TRACE ELEMENTS: Very small amounts of a chemical element found in plant tissue.
TRACHYCARPOUS: Having rough fruit.
TRACHYSPERMOUS: Rough-seeded.
TRAINING: The art or operation of forming young trees (or any other plant) to a wall or espalier, or causing them to grow in a desired shape.
TRANSPIRATION: The loss of watery vapor from the surface of foliage.

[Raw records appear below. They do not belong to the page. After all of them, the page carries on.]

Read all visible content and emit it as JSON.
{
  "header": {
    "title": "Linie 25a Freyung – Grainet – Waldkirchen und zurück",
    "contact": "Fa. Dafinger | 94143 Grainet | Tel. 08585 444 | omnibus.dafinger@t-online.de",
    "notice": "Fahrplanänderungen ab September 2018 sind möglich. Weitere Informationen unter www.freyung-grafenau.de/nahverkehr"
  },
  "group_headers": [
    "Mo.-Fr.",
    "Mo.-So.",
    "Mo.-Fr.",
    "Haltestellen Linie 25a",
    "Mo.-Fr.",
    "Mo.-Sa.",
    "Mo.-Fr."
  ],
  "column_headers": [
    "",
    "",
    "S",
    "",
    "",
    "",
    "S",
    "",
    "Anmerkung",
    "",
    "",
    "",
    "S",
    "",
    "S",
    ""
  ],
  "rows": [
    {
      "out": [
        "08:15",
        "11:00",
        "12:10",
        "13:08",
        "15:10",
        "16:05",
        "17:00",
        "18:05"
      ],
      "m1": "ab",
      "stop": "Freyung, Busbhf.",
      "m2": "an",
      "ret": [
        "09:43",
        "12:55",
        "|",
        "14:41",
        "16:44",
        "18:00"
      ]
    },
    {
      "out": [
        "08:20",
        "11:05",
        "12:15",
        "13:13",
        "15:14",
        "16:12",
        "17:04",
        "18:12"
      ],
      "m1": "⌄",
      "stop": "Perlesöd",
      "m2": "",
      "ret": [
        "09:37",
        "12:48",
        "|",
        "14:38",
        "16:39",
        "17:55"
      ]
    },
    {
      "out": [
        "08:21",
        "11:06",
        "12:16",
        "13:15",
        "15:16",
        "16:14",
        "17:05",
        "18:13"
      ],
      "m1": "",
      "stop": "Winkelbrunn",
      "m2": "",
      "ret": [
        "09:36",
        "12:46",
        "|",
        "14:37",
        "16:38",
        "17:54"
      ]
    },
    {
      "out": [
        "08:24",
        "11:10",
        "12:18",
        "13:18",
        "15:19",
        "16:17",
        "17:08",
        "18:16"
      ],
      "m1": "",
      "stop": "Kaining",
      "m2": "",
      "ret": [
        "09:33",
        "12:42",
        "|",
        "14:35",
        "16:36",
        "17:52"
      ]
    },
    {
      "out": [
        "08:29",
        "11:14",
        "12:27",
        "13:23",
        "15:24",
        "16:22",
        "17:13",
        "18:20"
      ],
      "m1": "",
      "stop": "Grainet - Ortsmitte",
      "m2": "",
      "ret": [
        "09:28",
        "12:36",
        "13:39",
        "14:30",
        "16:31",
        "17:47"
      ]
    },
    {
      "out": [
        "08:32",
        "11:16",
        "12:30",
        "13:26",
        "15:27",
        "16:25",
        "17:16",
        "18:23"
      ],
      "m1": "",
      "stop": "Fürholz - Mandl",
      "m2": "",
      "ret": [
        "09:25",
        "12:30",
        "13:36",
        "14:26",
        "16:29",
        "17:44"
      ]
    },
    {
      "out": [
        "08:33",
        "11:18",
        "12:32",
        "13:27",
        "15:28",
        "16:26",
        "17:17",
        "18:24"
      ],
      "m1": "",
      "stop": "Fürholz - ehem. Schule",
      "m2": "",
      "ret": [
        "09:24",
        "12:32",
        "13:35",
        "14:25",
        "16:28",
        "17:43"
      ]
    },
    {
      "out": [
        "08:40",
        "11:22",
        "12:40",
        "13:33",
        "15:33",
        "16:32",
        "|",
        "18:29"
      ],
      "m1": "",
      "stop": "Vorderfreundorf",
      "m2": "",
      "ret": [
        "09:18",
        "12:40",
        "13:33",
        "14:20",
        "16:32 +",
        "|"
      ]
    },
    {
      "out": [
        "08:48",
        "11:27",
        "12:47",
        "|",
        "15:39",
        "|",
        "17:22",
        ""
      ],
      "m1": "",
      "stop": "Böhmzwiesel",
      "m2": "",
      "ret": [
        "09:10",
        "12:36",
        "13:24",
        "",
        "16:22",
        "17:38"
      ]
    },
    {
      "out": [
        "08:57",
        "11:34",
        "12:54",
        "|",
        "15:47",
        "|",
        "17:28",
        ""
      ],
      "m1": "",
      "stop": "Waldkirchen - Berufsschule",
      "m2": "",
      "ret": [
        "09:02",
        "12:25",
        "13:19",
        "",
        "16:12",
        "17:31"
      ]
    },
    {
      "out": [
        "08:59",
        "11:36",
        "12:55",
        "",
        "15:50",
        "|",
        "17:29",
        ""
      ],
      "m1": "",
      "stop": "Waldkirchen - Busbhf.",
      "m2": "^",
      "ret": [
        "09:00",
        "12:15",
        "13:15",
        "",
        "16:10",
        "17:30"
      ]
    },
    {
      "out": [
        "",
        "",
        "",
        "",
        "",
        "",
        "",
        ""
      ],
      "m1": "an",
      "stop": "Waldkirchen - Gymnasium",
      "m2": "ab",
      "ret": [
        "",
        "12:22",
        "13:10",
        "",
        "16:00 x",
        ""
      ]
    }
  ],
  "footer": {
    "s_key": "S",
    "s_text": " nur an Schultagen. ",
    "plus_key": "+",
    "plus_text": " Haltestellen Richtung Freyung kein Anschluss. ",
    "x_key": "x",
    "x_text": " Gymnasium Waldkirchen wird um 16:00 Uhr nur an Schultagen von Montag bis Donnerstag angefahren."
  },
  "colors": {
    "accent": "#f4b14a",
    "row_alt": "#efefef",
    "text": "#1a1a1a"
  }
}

TRANSPIRE: To exhale watery vapor.
TREE: 1. A perennial plant that grows from the ground with a single, normally tall, woody, self-supporting trunk or stem and an elevated crown of branches and foliage (or only foliage as in the palms). 2. An herb or shrub growing naturally in or trained into the form or a tree.
TREE RING: A circle of cells just under the bark. The width of the ring indicates the amount of lateral growth the tree has undergone in any given year.
TRIANDROUS: Having 3 stamens.
TRICARPELLARY: Having three, usually fused, carpels.
TRICHOME:A plant hair.
TRICOSTATE: Three-ribbed.
TRIDACTYLATE: Literally, three-fingered, with three narrow lobes.
TRIFOLIATE: Having three leaves.
TRIFURCATE: Divided into three branches of forks.
TRIGAMOUS: Having three sorts of flowers in the same head: male, female, and hermaphrodite.
TRIJUGATE: Having three pairs of leaflets.
TRILOBATE: Three-lobed, such as a leaf.
TRIMEROUS: Having the parts in three's; often written 3-merous.
TRIMORPHISM: The development of three distinct forms of flowers, leaves, or other parts upon the same plant, or upon plants of the same species.
TRIMORPHOUS: Pertaining to, or characterized by trimorphism; having three distinct forms.
TRIOECIOUS: Having male, female, and hermaphrodite flowers, each on different plants.
TRIPETALOID: Appearing as if there are three petals, as a tripetaloid perianth.
TRIPETALOUS: Three-petaled.
TRIPINNATE: Threefold pinnate, as when leaflets of a bipinnate (divided twice) leaf are themselves pinnate.
TRIPINNATISECT: Parted nearly to the base or midrib in a tripinnate manner, such as a leaf.
TRIPLOID: Having three complete sets of chromosomes.
TRIQUETROUS: Three-angled; three-winged.
TRISTACHYOUS: Three-spiked.
TRISTICHOUS: Arranged in 3 vertical rows or ranks.
TRISTYLOUS: Three-styled.
TRITERNATE: A leaf divided into three parts, each of which is divided into three parts and then again divided into three leaflets; each complete leaf having 27 leaflets.
TRUNCATE: With one end squared off, such as the leaf of the Tulip Tree, Liriodendron tulipifera.
TRUSS: A compact terminal flower cluster or fruit cluster, such as the Lilac or Tomato.
TRYMA: A nut-like drupe with the outer part of the seed covering fleshy, leathery, or fibrous, and with a stony endocarp (inner shell), as in the walnut and hickory nut.